Je m’apprêtais à sortir quand je suis tombé sur une phrase de Saint-Augustin : « Noli foras ire, in teipsum redi; in interiore homine habitat veritas. », « Ne t’en va pas au-dehors, rentre en toi-même ; c’est à l’intérieur de l’homme qu’habite la vérité ». La vérité ? Diable (que le saint me pardonne) savoir où habite la vérité, c’est tout de même quelque chose ! Depuis belle lurette je voulais la voir, la vérité, d’autant plus qu’elle est nue en sortant du puits, comme chacun sait. C’est sacrément engageant, non ? Merci Saint Augustin !
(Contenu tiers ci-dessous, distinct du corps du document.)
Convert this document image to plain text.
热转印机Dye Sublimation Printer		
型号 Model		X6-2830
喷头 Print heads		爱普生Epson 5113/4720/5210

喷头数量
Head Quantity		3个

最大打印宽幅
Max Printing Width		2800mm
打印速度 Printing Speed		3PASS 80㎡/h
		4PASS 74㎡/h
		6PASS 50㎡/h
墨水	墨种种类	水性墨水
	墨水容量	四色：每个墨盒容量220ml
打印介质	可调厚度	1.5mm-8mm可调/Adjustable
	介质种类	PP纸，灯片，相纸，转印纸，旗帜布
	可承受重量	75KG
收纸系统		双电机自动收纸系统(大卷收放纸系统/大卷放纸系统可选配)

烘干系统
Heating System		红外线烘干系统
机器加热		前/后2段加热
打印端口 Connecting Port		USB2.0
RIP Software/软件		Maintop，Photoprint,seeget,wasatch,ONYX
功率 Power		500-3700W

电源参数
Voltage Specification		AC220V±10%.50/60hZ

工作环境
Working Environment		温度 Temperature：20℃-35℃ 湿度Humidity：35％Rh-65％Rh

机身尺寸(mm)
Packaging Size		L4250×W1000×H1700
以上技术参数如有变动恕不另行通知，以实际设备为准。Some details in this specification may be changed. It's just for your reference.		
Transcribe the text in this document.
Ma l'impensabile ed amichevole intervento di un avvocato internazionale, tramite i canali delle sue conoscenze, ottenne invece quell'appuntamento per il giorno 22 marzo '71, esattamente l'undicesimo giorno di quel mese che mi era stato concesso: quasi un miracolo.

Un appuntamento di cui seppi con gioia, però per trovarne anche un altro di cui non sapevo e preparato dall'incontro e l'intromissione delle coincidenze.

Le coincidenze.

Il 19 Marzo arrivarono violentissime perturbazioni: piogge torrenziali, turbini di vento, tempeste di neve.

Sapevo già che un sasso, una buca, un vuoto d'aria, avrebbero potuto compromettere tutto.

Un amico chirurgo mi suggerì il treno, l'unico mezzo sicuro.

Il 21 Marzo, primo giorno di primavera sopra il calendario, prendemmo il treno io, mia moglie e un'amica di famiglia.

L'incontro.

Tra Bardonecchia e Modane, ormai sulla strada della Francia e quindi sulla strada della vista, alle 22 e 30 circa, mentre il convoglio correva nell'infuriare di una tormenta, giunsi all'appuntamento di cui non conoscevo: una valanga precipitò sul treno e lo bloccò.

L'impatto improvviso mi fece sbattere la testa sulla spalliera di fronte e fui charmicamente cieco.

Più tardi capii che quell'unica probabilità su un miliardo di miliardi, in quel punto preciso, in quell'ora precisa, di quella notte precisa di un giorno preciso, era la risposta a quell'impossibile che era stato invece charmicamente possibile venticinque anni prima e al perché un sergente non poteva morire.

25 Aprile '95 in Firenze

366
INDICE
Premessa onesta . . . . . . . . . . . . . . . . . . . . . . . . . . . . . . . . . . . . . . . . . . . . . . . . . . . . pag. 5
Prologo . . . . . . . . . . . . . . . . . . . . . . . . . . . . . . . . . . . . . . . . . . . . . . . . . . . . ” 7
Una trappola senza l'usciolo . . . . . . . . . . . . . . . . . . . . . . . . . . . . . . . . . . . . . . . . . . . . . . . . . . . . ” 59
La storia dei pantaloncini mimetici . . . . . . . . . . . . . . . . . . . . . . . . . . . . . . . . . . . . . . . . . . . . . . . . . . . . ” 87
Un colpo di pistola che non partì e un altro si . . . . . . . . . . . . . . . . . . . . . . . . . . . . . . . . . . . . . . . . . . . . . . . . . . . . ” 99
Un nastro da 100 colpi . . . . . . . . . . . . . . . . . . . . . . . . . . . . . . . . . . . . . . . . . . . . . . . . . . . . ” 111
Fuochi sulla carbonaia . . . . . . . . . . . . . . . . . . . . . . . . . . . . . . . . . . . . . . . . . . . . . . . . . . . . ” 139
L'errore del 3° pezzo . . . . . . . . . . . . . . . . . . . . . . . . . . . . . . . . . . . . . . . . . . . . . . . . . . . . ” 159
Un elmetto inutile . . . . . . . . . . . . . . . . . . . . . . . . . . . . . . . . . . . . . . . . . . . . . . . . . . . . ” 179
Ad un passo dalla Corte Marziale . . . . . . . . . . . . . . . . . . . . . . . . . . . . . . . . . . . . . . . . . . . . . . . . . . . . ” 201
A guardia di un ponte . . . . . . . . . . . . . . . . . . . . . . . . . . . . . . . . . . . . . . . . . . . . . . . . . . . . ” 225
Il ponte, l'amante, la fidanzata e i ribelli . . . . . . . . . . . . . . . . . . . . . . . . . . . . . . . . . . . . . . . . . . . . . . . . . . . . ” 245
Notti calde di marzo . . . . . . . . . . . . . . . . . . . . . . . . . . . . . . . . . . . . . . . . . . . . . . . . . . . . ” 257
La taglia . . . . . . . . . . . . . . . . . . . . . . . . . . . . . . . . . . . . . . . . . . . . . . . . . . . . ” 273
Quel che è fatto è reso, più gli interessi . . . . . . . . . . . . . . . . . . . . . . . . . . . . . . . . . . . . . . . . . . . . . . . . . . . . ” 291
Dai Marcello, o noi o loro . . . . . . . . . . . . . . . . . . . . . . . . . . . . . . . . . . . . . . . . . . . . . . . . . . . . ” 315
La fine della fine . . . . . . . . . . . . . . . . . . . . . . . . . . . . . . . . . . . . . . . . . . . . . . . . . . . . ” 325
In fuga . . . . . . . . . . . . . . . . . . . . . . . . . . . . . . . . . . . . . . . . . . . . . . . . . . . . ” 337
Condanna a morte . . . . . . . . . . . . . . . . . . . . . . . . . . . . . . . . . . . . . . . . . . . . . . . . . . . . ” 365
Bref, me voilà me recroquevillant, me rabougrissant, me minimisant, accomplissant des efforts considérables pour rentrer en moi-même. Je tenais absolument à trouver le puits, mettez-vous à ma place ! Mais se rapetisser n’est pas une mince affaire. C’est très douloureux, surtout au niveau du crâne. On se demande même si on va pouvoir garder ses pensées. Heureusement qu’elles n’étaient pas bien grandes ni très nombreuses, mes pensées…
Pourtant, il est absolument nécessaire de devenir tout petit petit car il n’y a pas beaucoup d’espace de libre à l’intérieur de soi. Sans compter que le cœur, ça fait un de ces boucans ! Tout assourdi je me rapprochai du poumon et là il y avait un courant d’air à vous plaquer contre les parois pour ne pas être expulsé. Il fallait s’accrocher aux petites aspérités comme un escaladeur de l’extrême.
J’arrivai, non sans mal, au plexus solaire pour observer le soleil de minuit qui ne s’y couche jamais. Quel spectacle ! On voyait arriver les émotions par trains entiers, les wagonnets les déchargeaient et elles se bronzaient quelque temps avant de repartir, toutes guillerettes, vibrant et se trémoussant avec une lascivité qui faisait penser que l’amour existe.
Mais toujours pas de puits.
Soudain je l’ai vue, la vérité. Mon cœur battait la chamade ; heureusement qu’il était loin. J’écarquillais les yeux, car c’était dans un espace en clair-obscur, qui me semblait très vaste, l’estomac sans doute. J’ai pu m’y étirer à mon aise avant d’accoutumer mes yeux à la pénombre. Elle était là sur la margelle, revêtue de la beauté d’Aphrodite, avec des seins de Vénus de Milo et des hanches pleines, comme celles des Grâces de jadis. Une vraie femme, me suis-je dit. Pas étonnant que la vérité soit courtisée ; avec un tel corps ! Elle s’approcha de moi, me prit la main et me regarda. À mon grand étonnement, elle avait des yeux totalement transparents. Approchant ses lèvres, elle m’embrassa alors d’un baiser profond et brûlant qui me fit chavirer d’un coup et je tombai dans le puits en n’écoutant que l’écho de mes cris.
Jean François Maury
Quel talent de conteur avant la chute dans le puits !
La Vérité est donc si lointaine et mystérieuse ???
Vaut mieux donc mentir effrontément, aller se rhabiller et sortir de chez soi ???
Autant de questions ….. jusqu’à la fin de l’été !!!